Payor Update: Viemed’s mix continues to shift toward a broader, less Medicaredependent revenue base. Ventilator rentals represented 46.9% of revenue vs. 54.4% in 1Q25, while equipment and supply sales rose to 23.2% from 12.7%, driven by sleep resupply and maternal health. Rental revenue declined to 68% of total revenue from 76%, while sales increased to 32% from 24%. Medicare concentration declined to 35% from 41%, while Commercial increased to 23% from 17%, supporting a more balanced reimbursement base.

Outlook: Management raised the low end of its FY26 revenue guidance to $312 - $320M from $310 - $320M, reaffirmed Adj. EBITDA guidance of $65 - $69M, and lowered net CapEx expectations to 9.0% - 10.5% of revenue from 10.0% - 11.5%. In our view, the lower CapEx outlook was one of the more important updates, as 1Q net CapEx was just 7.3% of revenue and supports stronger FCF conversion as sleep, resupply, maternal health, and staffing become a larger share of the mix. Management also continues to expect 3% - 5% sequential revenue growth through the remainder of 2026.

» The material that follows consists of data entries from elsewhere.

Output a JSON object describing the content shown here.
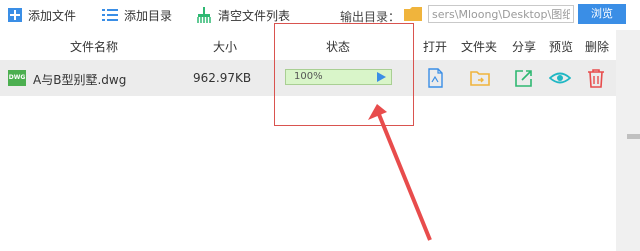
{
  "toolbar": {
    "add_file_label": "添加文件",
    "add_dir_label": "添加目录",
    "clear_label": "清空文件列表",
    "output_dir_label": "输出目录：",
    "output_path_value": "sers\\Mloong\\Desktop\\图纸",
    "browse_label": "浏览"
  },
  "table": {
    "headers": {
      "filename": "文件名称",
      "size": "大小",
      "status": "状态",
      "open": "打开",
      "folder": "文件夹",
      "share": "分享",
      "preview": "预览",
      "delete": "删除"
    },
    "rows": [
      {
        "icon_text": "DWG",
        "filename": "A与B型别墅.dwg",
        "size": "962.97KB",
        "progress": "100%",
        "progress_fraction": 1.0
      }
    ]
  },
  "colors": {
    "accent": "#3a8ee6",
    "folder": "#f0b43c",
    "share": "#2eb872",
    "preview": "#1fb7c4",
    "delete": "#e84c4c",
    "highlight": "#d9534f",
    "progress_bg": "#d9f5c9"
  },
  "icons": {
    "add_file": "plus-icon",
    "add_dir": "list-icon",
    "clear": "broom-icon",
    "output_folder": "folder-icon",
    "open": "document-icon",
    "folder": "folder-icon",
    "share": "share-icon",
    "preview": "eye-icon",
    "delete": "trash-icon",
    "start": "play-icon"
  }
}
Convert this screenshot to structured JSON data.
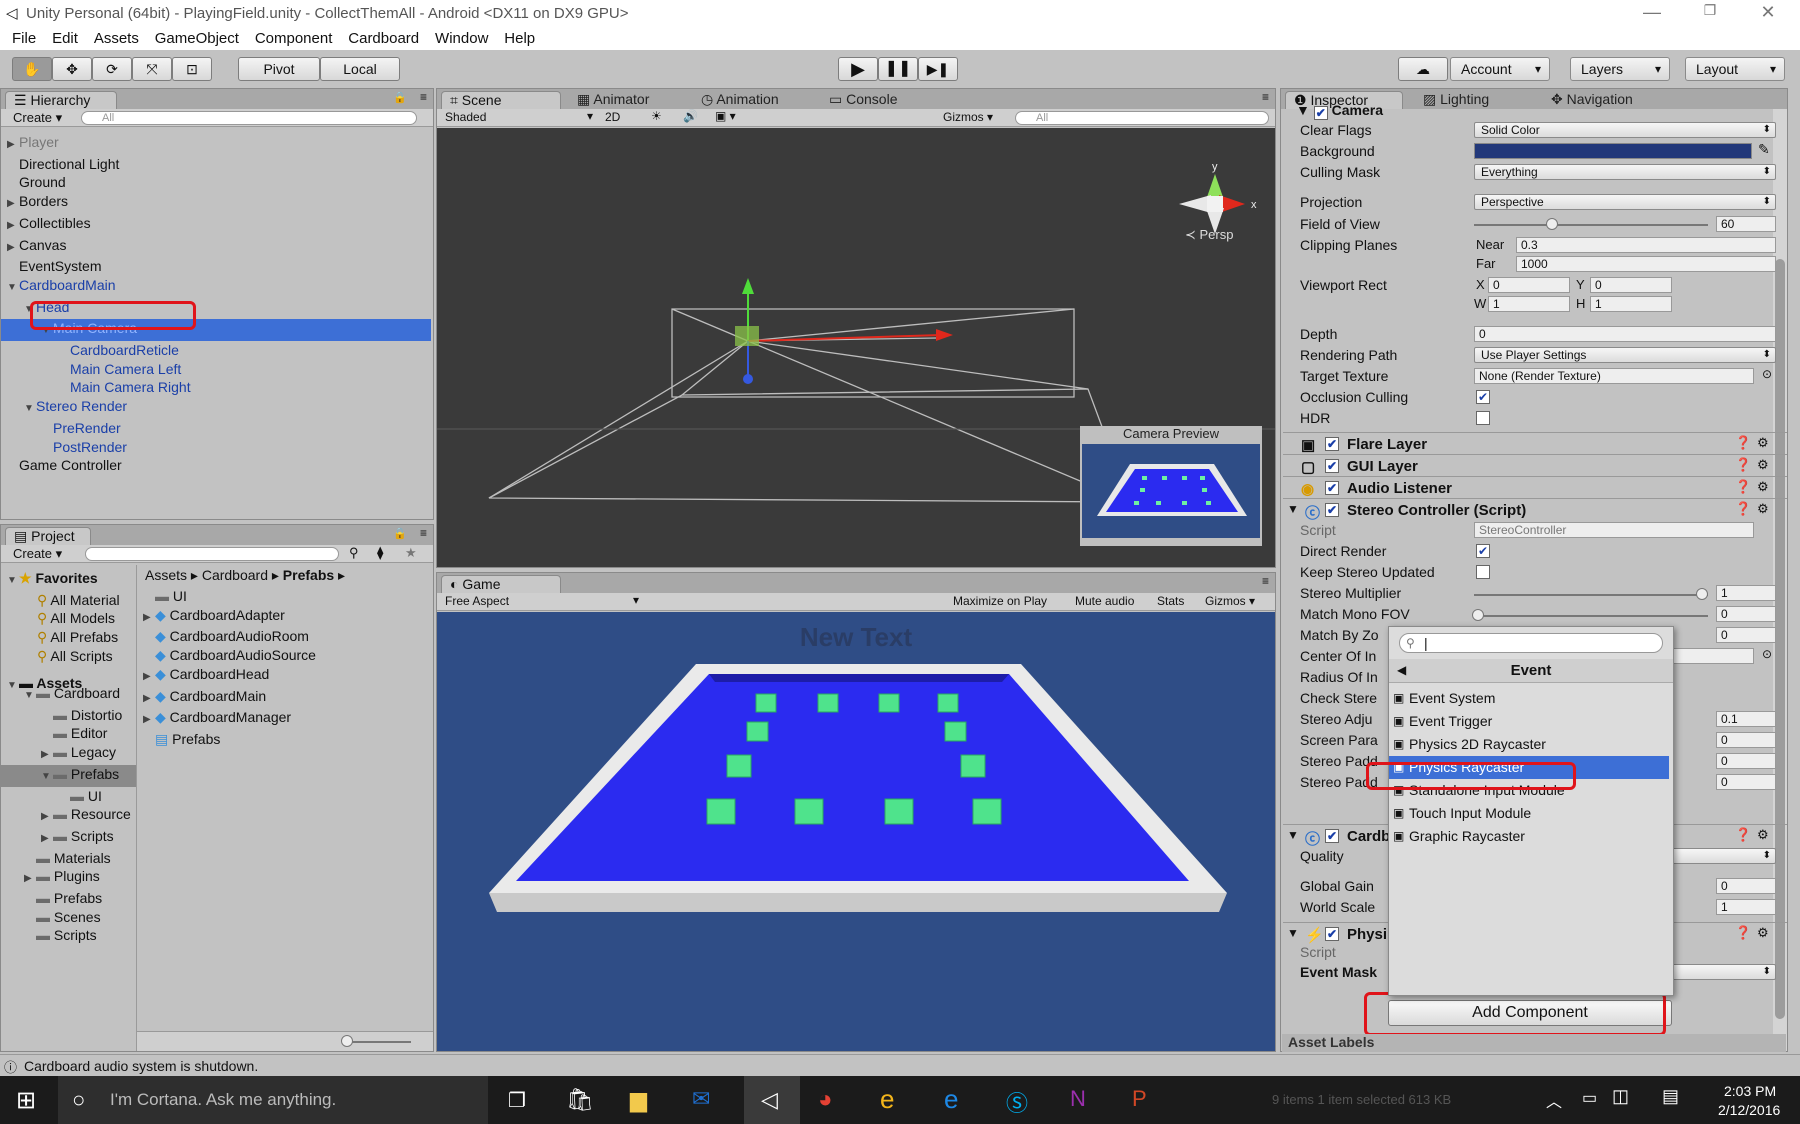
{
  "window": {
    "title": "Unity Personal (64bit) - PlayingField.unity - CollectThemAll - Android <DX11 on DX9 GPU>"
  },
  "menu": [
    "File",
    "Edit",
    "Assets",
    "GameObject",
    "Component",
    "Cardboard",
    "Window",
    "Help"
  ],
  "toolbar": {
    "pivot": "Pivot",
    "local": "Local",
    "account": "Account",
    "layers": "Layers",
    "layout": "Layout"
  },
  "hierarchy": {
    "tab": "Hierarchy",
    "create": "Create",
    "search_placeholder": "All",
    "items": [
      {
        "label": "Player",
        "indent": 0,
        "arrow": "right",
        "style": "dim"
      },
      {
        "label": "Directional Light",
        "indent": 0,
        "arrow": "",
        "style": "normal"
      },
      {
        "label": "Ground",
        "indent": 0,
        "arrow": "",
        "style": "normal"
      },
      {
        "label": "Borders",
        "indent": 0,
        "arrow": "right",
        "style": "normal"
      },
      {
        "label": "Collectibles",
        "indent": 0,
        "arrow": "right",
        "style": "normal"
      },
      {
        "label": "Canvas",
        "indent": 0,
        "arrow": "right",
        "style": "normal"
      },
      {
        "label": "EventSystem",
        "indent": 0,
        "arrow": "",
        "style": "normal"
      },
      {
        "label": "CardboardMain",
        "indent": 0,
        "arrow": "down",
        "style": "blue"
      },
      {
        "label": "Head",
        "indent": 1,
        "arrow": "down",
        "style": "blue"
      },
      {
        "label": "Main Camera",
        "indent": 2,
        "arrow": "down",
        "style": "selected"
      },
      {
        "label": "CardboardReticle",
        "indent": 3,
        "arrow": "",
        "style": "blue"
      },
      {
        "label": "Main Camera Left",
        "indent": 3,
        "arrow": "",
        "style": "blue"
      },
      {
        "label": "Main Camera Right",
        "indent": 3,
        "arrow": "",
        "style": "blue"
      },
      {
        "label": "Stereo Render",
        "indent": 1,
        "arrow": "down",
        "style": "blue"
      },
      {
        "label": "PreRender",
        "indent": 2,
        "arrow": "",
        "style": "blue"
      },
      {
        "label": "PostRender",
        "indent": 2,
        "arrow": "",
        "style": "blue"
      },
      {
        "label": "Game Controller",
        "indent": 0,
        "arrow": "",
        "style": "normal"
      }
    ]
  },
  "project": {
    "tab": "Project",
    "create": "Create",
    "favorites_title": "Favorites",
    "favorites": [
      "All Material",
      "All Models",
      "All Prefabs",
      "All Scripts"
    ],
    "assets_title": "Assets",
    "folders": [
      {
        "label": "Cardboard",
        "indent": 1,
        "arrow": "down"
      },
      {
        "label": "Distortio",
        "indent": 2,
        "arrow": ""
      },
      {
        "label": "Editor",
        "indent": 2,
        "arrow": ""
      },
      {
        "label": "Legacy",
        "indent": 2,
        "arrow": "right"
      },
      {
        "label": "Prefabs",
        "indent": 2,
        "arrow": "down",
        "selected": true
      },
      {
        "label": "UI",
        "indent": 3,
        "arrow": ""
      },
      {
        "label": "Resource",
        "indent": 2,
        "arrow": "right"
      },
      {
        "label": "Scripts",
        "indent": 2,
        "arrow": "right"
      },
      {
        "label": "Materials",
        "indent": 1,
        "arrow": ""
      },
      {
        "label": "Plugins",
        "indent": 1,
        "arrow": "right"
      },
      {
        "label": "Prefabs",
        "indent": 1,
        "arrow": ""
      },
      {
        "label": "Scenes",
        "indent": 1,
        "arrow": ""
      },
      {
        "label": "Scripts",
        "indent": 1,
        "arrow": ""
      }
    ],
    "breadcrumb": [
      "Assets",
      "Cardboard",
      "Prefabs"
    ],
    "files": [
      {
        "label": "UI",
        "type": "folder",
        "arrow": ""
      },
      {
        "label": "CardboardAdapter",
        "type": "prefab",
        "arrow": "right"
      },
      {
        "label": "CardboardAudioRoom",
        "type": "prefab",
        "arrow": ""
      },
      {
        "label": "CardboardAudioSource",
        "type": "prefab",
        "arrow": ""
      },
      {
        "label": "CardboardHead",
        "type": "prefab",
        "arrow": "right"
      },
      {
        "label": "CardboardMain",
        "type": "prefab",
        "arrow": "right"
      },
      {
        "label": "CardboardManager",
        "type": "prefab",
        "arrow": "right"
      },
      {
        "label": "Prefabs",
        "type": "script",
        "arrow": ""
      }
    ]
  },
  "scene": {
    "tabs": [
      "Scene",
      "Animator",
      "Animation",
      "Console"
    ],
    "shaded": "Shaded",
    "mode2d": "2D",
    "gizmos": "Gizmos",
    "search_placeholder": "All",
    "persp": "Persp",
    "camera_preview": "Camera Preview"
  },
  "game": {
    "tab": "Game",
    "aspect": "Free Aspect",
    "maximize": "Maximize on Play",
    "mute": "Mute audio",
    "stats": "Stats",
    "gizmos": "Gizmos",
    "overlay_text": "New Text"
  },
  "inspector": {
    "tabs": [
      "Inspector",
      "Lighting",
      "Navigation"
    ],
    "camera_title": "Camera",
    "rows": {
      "clear_flags": {
        "label": "Clear Flags",
        "value": "Solid Color"
      },
      "background": {
        "label": "Background",
        "color": "#22387a"
      },
      "culling_mask": {
        "label": "Culling Mask",
        "value": "Everything"
      },
      "projection": {
        "label": "Projection",
        "value": "Perspective"
      },
      "fov": {
        "label": "Field of View",
        "value": "60"
      },
      "clipping": {
        "label": "Clipping Planes",
        "near_label": "Near",
        "near": "0.3",
        "far_label": "Far",
        "far": "1000"
      },
      "viewport": {
        "label": "Viewport Rect",
        "x": "0",
        "y": "0",
        "w": "1",
        "h": "1"
      },
      "depth": {
        "label": "Depth",
        "value": "0"
      },
      "rendering_path": {
        "label": "Rendering Path",
        "value": "Use Player Settings"
      },
      "target_texture": {
        "label": "Target Texture",
        "value": "None (Render Texture)"
      },
      "occlusion": {
        "label": "Occlusion Culling"
      },
      "hdr": {
        "label": "HDR"
      }
    },
    "components": [
      "Flare Layer",
      "GUI Layer",
      "Audio Listener",
      "Stereo Controller (Script)"
    ],
    "stereo": {
      "script_label": "Script",
      "script_value": "StereoController",
      "direct_render": "Direct Render",
      "keep_updated": "Keep Stereo Updated",
      "multiplier": "Stereo Multiplier",
      "multiplier_value": "1",
      "mono_fov": "Match Mono FOV",
      "mono_fov_value": "0",
      "match_by": "Match By Zo",
      "match_by_value": "0",
      "center": "Center Of In",
      "radius": "Radius Of In",
      "check": "Check Stere",
      "adjust": "Stereo Adju",
      "adjust_value": "0.1",
      "screen_para": "Screen Para",
      "screen_para_value": "0",
      "padding1": "Stereo Padd",
      "padding1_value": "0",
      "padding2": "Stereo Padd",
      "padding2_value": "0"
    },
    "cardboard": {
      "title": "Cardb",
      "quality": "Quality",
      "gain": "Global Gain",
      "gain_value": "0",
      "scale": "World Scale",
      "scale_value": "1"
    },
    "physics": {
      "title": "Physi",
      "script": "Script",
      "mask": "Event Mask"
    },
    "add_component": "Add Component",
    "asset_labels": "Asset Labels"
  },
  "popup": {
    "header": "Event",
    "items": [
      "Event System",
      "Event Trigger",
      "Physics 2D Raycaster",
      "Physics Raycaster",
      "Standalone Input Module",
      "Touch Input Module",
      "Graphic Raycaster"
    ],
    "selected_index": 3
  },
  "status": {
    "message": "Cardboard audio system is shutdown.",
    "right_info": "9 items      1 item selected   613 KB"
  },
  "taskbar": {
    "cortana": "I'm Cortana. Ask me anything.",
    "time": "2:03 PM",
    "date": "2/12/2016"
  },
  "colors": {
    "selection": "#3d6fd6",
    "highlight_red": "#e0141a",
    "game_bg": "#2f4d86",
    "floor": "#2b2bf0"
  }
}
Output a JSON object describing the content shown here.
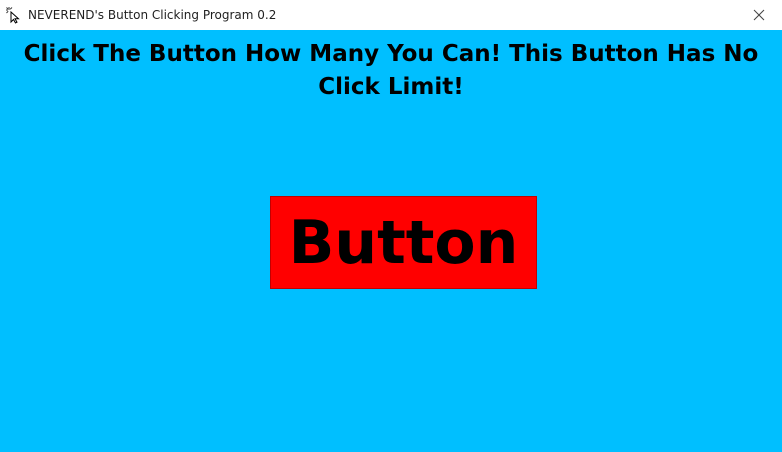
{
  "window": {
    "title": "NEVEREND's Button Clicking Program 0.2",
    "app_icon": "cursor-click-icon",
    "close_icon": "close-icon"
  },
  "main": {
    "headline": "Click The Button How Many You Can! This Button Has No Click Limit!",
    "button_label": "Button"
  },
  "colors": {
    "background": "#00bfff",
    "button": "#ff0000",
    "text": "#000000"
  }
}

Valuation: We use a DCF, P/E comp analysis and EV/EBITDA comp analysis to guide our valuation. Our DCF arrives at a valuation range of $12.01 to $14.64 with a mid-point of $13.13. Our Forward P/E analysis arrives at a valuation range of $9.20 to $15.33 with a mid-point of $12.27. Our EV/EBITDA valuation results in a range of $12.62 to $14.56 with a mid-point of $13.59. Lastly, we note that VMD is one of the cheapest comps when viewed through an EV/Revenue range.


About Stonegate

Stonegate Capital Partners is a leading capital markets advisory firm providing investor relations, equity research, and institutional investor outreach services for public companies. Our affiliate, Stonegate Capital Markets (member FINRA) provides a full spectrum of investment banking, equity research and capital raising for public and private companies.

SOURCE: Stonegate, Inc.

Key Takeaways
  • FCF conversion improved meaningfully. CFFO increased to $8.1M from $2.9M last year, while TTM FCF rose to $36.3M from $23.3M at YE25.
  • Revenue mix continues to improve. Ventilator rentals declined to 46.9% of revenue from 54.4%, while Commercial payors increased to 23% from 17%.
  • Sleep/resupply remain the clearest growth drivers. PAP patients increased 57% y/y to 35,938, new patient starts grew 42%, and resupply patients increased 47% y/y.